By Paul Cherney
The September Employment report is due at 8:30 a.m. ET Friday. The Street expects a decline of 20,000 to 25,000 in nonfarm payrolls and an unemployment rate of 6.2% vs. August's 6.1%.
There is so much anticipation of good earnings to be announced later in the month, that even a "bad" employment report, meaning nonfarm payrolls down over 75,000 and an uptick in the unemployment rate to 6.3% or higher, that the selling might turn out to be a short-lived event lasting at the most two or three trade days.
There is even a possibility that a modestly bad report (nonfarms down 50,000-75,000, unemployment rate 6.3%) could ignite a bout of selling which serves as a short-term capitulation of sellers that could lead to an intraday reversal.
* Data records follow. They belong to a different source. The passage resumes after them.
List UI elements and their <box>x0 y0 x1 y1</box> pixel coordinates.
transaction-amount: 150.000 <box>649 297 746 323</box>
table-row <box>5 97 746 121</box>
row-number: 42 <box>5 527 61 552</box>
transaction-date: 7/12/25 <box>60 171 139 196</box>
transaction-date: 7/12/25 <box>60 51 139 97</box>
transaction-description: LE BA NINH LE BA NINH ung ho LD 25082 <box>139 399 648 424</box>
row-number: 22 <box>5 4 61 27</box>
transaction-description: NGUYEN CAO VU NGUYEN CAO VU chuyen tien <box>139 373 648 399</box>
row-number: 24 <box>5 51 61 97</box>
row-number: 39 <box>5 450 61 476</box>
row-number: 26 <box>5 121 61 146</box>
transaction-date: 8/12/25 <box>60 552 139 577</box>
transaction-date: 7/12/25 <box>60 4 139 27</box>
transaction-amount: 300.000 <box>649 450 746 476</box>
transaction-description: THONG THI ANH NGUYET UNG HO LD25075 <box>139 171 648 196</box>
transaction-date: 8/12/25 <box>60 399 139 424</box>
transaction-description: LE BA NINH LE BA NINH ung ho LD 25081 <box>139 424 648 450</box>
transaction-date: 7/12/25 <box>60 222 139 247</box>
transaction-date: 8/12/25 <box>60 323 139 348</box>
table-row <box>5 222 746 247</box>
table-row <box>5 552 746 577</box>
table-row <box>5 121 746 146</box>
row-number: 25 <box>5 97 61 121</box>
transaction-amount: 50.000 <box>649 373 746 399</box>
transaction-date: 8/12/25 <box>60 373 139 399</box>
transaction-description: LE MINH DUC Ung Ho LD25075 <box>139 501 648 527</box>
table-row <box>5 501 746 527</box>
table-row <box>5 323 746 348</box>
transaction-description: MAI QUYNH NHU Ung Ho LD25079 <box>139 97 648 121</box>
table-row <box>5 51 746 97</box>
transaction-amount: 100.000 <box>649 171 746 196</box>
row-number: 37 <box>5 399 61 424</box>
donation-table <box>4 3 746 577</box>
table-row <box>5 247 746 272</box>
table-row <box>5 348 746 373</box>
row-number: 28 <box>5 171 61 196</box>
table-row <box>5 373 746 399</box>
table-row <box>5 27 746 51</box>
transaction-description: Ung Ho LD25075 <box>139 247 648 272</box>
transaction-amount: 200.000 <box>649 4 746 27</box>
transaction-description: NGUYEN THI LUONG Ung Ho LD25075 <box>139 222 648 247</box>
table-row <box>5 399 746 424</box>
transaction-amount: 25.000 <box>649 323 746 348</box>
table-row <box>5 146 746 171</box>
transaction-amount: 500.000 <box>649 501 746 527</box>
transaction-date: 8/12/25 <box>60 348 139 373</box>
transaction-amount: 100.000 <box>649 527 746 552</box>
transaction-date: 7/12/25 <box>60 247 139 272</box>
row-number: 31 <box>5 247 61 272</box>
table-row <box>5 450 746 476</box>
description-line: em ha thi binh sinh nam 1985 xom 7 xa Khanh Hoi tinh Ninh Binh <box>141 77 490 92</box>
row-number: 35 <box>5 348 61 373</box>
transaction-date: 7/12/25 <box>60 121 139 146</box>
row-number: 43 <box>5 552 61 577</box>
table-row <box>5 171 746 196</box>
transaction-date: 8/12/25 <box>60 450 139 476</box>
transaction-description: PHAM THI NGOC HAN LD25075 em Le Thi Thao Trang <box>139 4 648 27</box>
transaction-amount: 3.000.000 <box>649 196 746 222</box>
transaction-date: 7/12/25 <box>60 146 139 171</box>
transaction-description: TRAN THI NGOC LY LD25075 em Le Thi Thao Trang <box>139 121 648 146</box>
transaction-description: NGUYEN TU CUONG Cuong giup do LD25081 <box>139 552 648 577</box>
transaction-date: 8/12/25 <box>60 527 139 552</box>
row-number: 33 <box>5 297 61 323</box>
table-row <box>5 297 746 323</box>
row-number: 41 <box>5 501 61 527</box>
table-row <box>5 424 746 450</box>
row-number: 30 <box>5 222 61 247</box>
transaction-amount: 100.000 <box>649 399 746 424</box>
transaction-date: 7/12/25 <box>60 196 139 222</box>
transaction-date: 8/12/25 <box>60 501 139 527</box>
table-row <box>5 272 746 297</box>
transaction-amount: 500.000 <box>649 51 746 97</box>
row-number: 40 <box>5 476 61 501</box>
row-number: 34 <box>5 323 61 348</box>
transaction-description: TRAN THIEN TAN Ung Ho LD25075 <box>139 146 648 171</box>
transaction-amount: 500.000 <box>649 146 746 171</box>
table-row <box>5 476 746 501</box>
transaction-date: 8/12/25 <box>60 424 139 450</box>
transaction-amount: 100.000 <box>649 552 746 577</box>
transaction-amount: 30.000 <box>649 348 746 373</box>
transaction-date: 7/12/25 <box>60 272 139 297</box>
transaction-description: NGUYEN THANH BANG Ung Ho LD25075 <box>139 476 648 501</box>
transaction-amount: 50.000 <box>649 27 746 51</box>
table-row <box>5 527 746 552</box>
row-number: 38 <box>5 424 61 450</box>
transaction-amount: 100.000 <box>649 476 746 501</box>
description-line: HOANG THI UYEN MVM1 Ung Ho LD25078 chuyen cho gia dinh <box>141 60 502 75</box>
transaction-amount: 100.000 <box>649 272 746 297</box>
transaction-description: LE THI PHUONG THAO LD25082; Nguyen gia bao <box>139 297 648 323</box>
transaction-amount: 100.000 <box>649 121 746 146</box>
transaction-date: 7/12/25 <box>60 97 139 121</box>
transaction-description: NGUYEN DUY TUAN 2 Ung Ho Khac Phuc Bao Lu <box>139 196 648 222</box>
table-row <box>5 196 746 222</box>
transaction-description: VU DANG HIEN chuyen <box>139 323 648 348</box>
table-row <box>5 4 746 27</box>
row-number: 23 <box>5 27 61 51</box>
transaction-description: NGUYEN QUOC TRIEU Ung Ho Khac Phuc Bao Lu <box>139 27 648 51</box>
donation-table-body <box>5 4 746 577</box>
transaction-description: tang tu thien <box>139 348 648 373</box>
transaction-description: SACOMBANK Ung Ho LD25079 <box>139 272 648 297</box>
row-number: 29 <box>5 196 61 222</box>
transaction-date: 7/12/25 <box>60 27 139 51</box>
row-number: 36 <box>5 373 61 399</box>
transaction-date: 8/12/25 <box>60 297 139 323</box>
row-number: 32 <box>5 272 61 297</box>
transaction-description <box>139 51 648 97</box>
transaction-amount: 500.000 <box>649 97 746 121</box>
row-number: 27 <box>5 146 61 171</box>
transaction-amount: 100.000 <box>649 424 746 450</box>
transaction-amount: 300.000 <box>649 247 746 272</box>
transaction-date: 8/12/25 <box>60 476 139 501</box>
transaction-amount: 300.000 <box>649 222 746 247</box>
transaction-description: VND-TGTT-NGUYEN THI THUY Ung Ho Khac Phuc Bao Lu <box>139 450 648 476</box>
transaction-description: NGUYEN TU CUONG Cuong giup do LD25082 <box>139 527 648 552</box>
Thursday's reaction to weaker than expected August Factory Orders data suggests that there is an underlying bullish sentiment in place (because markets did not sell off after the weak report).
These markets look like they want to go higher, but there are probably plenty of people who will wait until Friday's report because it still has the potential to generate selling, even if it is just a short-term event sparked by short-term profit-taking.
Immediate Nasdaq resistance is 1,827-1,856.12; resistance becomes thick with prints of 1,835 and higher. The Nasdaq has a focus of resistance at 1,845-1,856.12. The next big layer of resistance is 1,867-1,913.
The S&P 500 is inside immediate resistance at 1,014-1,026, with a focus of resistance at 1,018-1,023. The next layer of resistance is 1,032-1,041 with a focus at 1,035-1,041.
Immediate intraday support for the S&P 500 is 1,015-1,08. Additional supports are 998-988 and 991-983, which makes 991-988 a focus of support.
Immediate intraday support for the Nasdaq is 1,822-1,809. Additional supports are 1,791-1,770 and then 1,765-1,737 with a focus at 1,757-1,752.